What Information Did the Fed Chair’s Speech Reveal About Future Rate Cuts?

Federal Reserve Chairman Powell said on Monday that the U.S. economy seems to be prepared for a continued slowdown in inflation, allowing the Fed to continue cutting interest rates over time. However, he clarified that the recent 50 basis point rate cut should not be interpreted as a signal that future cuts will be as aggressive, in reality, the next cuts will be smaller.

At a conference of the National Association for Business Economics in Nashville, Tennessee, Powell stated that overall, the U.S. economy remains strong. He also reiterated his belief that the inflation rate will continue moving towards the Fed’s 2% target.

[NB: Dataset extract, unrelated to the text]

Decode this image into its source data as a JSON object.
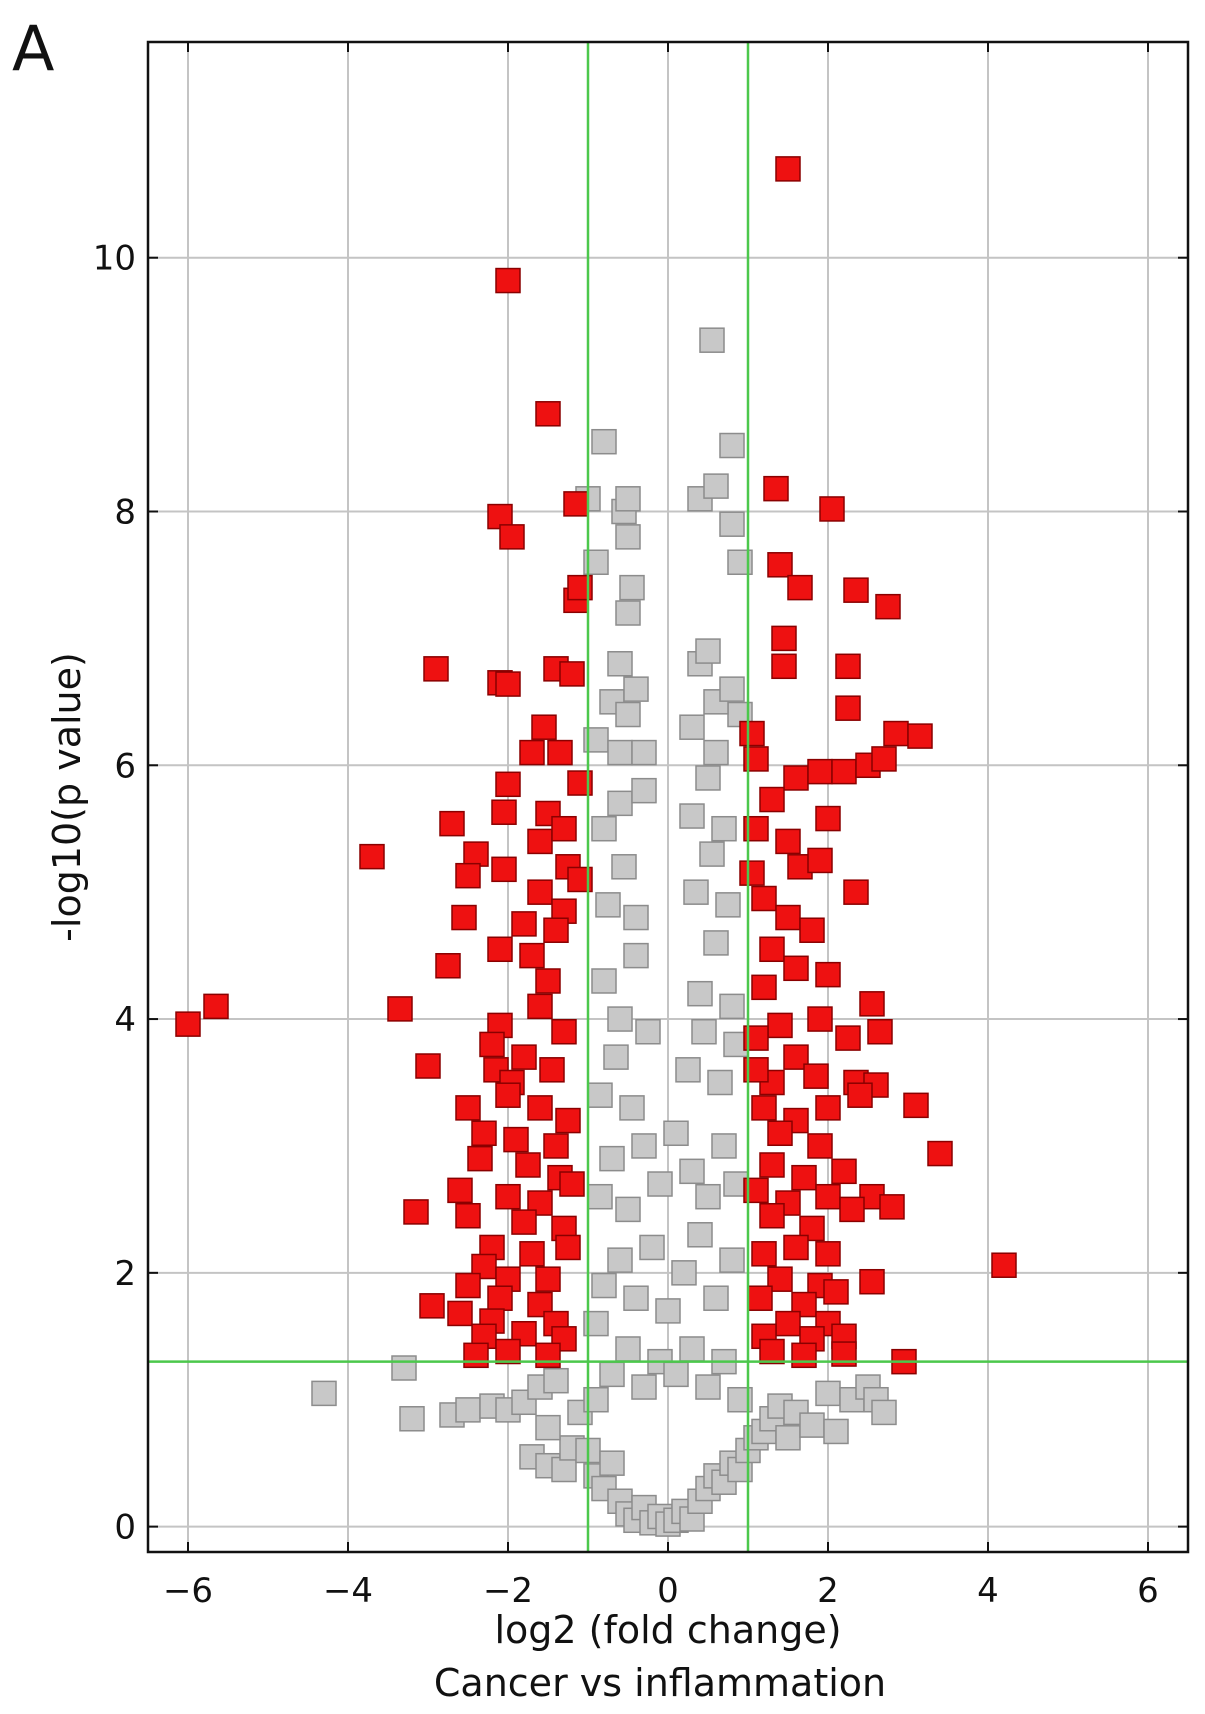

“Looking ahead, if the economy evolves as we expect, the policy will move towards a more neutral stance over time,” Powell said. “But we are not on a preset course.”

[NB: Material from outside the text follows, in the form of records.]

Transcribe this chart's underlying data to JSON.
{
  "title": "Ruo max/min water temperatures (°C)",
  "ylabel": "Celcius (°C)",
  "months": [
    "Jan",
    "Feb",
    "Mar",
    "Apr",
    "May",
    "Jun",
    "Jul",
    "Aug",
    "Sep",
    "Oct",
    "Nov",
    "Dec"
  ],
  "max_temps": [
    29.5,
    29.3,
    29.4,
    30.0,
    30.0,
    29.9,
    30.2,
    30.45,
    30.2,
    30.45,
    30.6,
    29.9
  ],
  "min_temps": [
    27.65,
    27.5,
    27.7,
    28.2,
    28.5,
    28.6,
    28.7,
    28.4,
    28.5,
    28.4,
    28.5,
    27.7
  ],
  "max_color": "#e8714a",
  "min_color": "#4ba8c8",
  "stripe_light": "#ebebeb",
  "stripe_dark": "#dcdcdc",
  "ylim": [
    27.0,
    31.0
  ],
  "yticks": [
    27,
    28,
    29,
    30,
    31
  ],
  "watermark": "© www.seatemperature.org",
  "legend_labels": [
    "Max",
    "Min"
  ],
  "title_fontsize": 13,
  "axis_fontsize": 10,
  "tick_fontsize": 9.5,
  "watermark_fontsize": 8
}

Neutral policy refers to policies that neither stimulate nor restrain the economy.

Powell emphasized that risks are two-sided, and policymakers will continue to make decisions based on the economic data received in successive meetings.

“This is not a committee that is eager to rapidly cut rates,” he said during the question and answer session following his speech. “If the economy performs as we expect, it means there will be more rate cuts this year, totaling another 50 basis points.”

However, he also stressed, “Ultimately, we will be guided by the data we receive. If the slowdown in the economy exceeds our expectations, we can accelerate the pace of rate cuts; if the slowdown is less than expected, we can slow down the pace of rate cuts.”

The Fed announced a 50 basis point rate cut during its meeting on September 17-18, lowering the policy interest rate range from its 20-year high of 5.25%-5.50% maintained for 14 months to the current range of 4.75%-5.00%.

Powell stated on Monday that the labor market remains strong but has “noticeably cooled” over the past year. He also mentioned that the focus for Fed officials is to bring rates to a level that neither stimulates nor slows down economic activity. He reiterated the views recently put forward by some of his colleagues, indicating that as long as the economy continues expanding steadily, there is no rush to cut rates.

With inflation rates significantly lower over the past two years, officials have shifted focus to prevent the previous rate hikes from further weakening the U.S. labor market. Powell said, “We believe we do not need to see a further cooling of labor market conditions to achieve a 2% inflation rate.”

Futures market pricing indicates that the Fed is more likely to proceed cautiously and approve a 25 basis point rate cut at the meeting scheduled for November 6-7.